Comité Chimie de l'AISS
Le Comité Chimie de l'AISS a été créé il y a 40 ans. Il veille à l'application des nouvelles connaissances scientifiques dans le domaine de l'industrie chimique et apparentée. Il s'engage également pour la mise en réseau d'experts et d'entreprises au niveau international. Les membres du Comité Chimie de l'AISS sont, outre l'assurance-accidents suisse Suva, ses homologues en Autriche (Allgemeine Unfallversicherungsanstalt, AUVA), en Allemagne (Berufsgenossenschaft Rohstoffe und chemische Industrie, BG RCI) et en France (Institut National de Recherche et de Sécurité, INRS).

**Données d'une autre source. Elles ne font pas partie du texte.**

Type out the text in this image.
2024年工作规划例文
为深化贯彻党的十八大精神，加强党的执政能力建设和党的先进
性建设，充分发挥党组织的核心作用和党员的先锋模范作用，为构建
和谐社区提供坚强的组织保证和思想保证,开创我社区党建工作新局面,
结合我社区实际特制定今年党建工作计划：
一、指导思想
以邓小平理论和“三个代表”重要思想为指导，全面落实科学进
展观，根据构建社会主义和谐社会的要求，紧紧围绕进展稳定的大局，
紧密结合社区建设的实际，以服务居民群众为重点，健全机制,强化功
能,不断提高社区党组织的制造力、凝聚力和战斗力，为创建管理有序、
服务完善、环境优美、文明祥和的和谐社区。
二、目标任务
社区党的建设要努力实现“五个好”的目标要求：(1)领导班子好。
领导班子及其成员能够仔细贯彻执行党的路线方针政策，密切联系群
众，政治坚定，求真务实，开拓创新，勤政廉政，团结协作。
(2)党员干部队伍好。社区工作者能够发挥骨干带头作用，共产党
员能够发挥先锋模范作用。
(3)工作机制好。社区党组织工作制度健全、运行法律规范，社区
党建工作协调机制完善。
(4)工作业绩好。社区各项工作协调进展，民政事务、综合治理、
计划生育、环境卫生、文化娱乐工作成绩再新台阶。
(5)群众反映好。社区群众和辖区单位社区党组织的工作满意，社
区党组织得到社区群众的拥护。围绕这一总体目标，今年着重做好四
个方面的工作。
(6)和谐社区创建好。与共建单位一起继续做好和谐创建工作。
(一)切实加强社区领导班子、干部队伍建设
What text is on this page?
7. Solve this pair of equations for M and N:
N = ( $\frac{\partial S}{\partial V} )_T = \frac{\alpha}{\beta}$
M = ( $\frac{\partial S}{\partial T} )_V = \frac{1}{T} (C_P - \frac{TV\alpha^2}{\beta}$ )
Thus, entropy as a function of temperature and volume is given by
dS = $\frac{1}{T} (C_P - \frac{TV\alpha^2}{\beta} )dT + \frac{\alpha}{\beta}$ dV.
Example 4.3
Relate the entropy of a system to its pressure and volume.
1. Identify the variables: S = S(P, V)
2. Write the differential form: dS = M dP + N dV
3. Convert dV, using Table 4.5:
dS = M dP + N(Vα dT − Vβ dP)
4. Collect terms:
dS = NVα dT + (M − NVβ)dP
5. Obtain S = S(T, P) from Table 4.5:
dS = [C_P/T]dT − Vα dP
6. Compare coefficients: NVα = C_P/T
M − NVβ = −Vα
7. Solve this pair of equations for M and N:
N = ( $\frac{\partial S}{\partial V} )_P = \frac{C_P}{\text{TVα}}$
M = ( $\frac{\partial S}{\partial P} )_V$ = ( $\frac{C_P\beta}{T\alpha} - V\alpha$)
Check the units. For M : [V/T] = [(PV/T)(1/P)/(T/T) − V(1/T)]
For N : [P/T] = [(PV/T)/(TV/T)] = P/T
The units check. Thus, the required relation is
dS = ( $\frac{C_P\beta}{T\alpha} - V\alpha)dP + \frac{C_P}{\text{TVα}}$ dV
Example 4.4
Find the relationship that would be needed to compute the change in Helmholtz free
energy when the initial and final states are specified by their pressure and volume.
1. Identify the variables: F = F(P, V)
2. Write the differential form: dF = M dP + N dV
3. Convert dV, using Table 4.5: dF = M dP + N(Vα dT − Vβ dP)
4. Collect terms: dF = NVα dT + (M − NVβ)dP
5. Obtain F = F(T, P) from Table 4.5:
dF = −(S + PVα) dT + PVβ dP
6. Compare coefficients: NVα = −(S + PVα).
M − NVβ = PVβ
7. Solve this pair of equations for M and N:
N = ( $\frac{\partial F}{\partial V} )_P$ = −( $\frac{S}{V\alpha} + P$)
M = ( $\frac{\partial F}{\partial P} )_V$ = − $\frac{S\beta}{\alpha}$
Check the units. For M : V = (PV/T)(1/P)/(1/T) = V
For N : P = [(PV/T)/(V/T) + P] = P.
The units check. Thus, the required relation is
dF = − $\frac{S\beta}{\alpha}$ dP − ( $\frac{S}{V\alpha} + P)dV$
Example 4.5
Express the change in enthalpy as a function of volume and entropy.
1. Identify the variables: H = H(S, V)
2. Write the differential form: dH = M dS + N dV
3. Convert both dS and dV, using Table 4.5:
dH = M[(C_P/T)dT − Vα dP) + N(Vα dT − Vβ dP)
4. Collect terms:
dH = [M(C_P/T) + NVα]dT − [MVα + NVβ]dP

Vous trouverez d'autres informations à ce sujet et des images sur www.issa.int/prevention-chemistry  
Informations aux médias:
Jean-Luc Alt, Suva, Communication d'entreprise Suisse romande,
Tél. 026 350 37 81, jeanluc.alt@suva.ch 

La Suva exerce son activité depuis 1918 et emploie près de 3000 personnes au siège de Lucerne, dans ses 19 agences réparties dans toute la Suisse et dans ses deux cliniques de réadaptation de Bellikon et de Sion. Entreprise indépendante de droit public, elle assure près de 115 000 entreprises, soit 2 millions d'actifs et de chômeurs, contre les conséquences des accidents et des maladies professionnelles. La Suva génère un volume de primes d'environ 4,2 milliards de francs. Depuis 2005, elle assume aussi la gestion de l'assurance militaire sur mandat de la Confédération. Ses prestations comprennent la prévention, l'assurance et la réadaptation. L'entreprise est financièrement autonome et ne perçoit pas de subventions. Ses excédents de recettes sont redistribués aux assurés sous forme de réductions de primes. Les partenaires sociaux - employeurs et salariés - de même que la Confédération sont représentés au sein de son Conseil d'administration.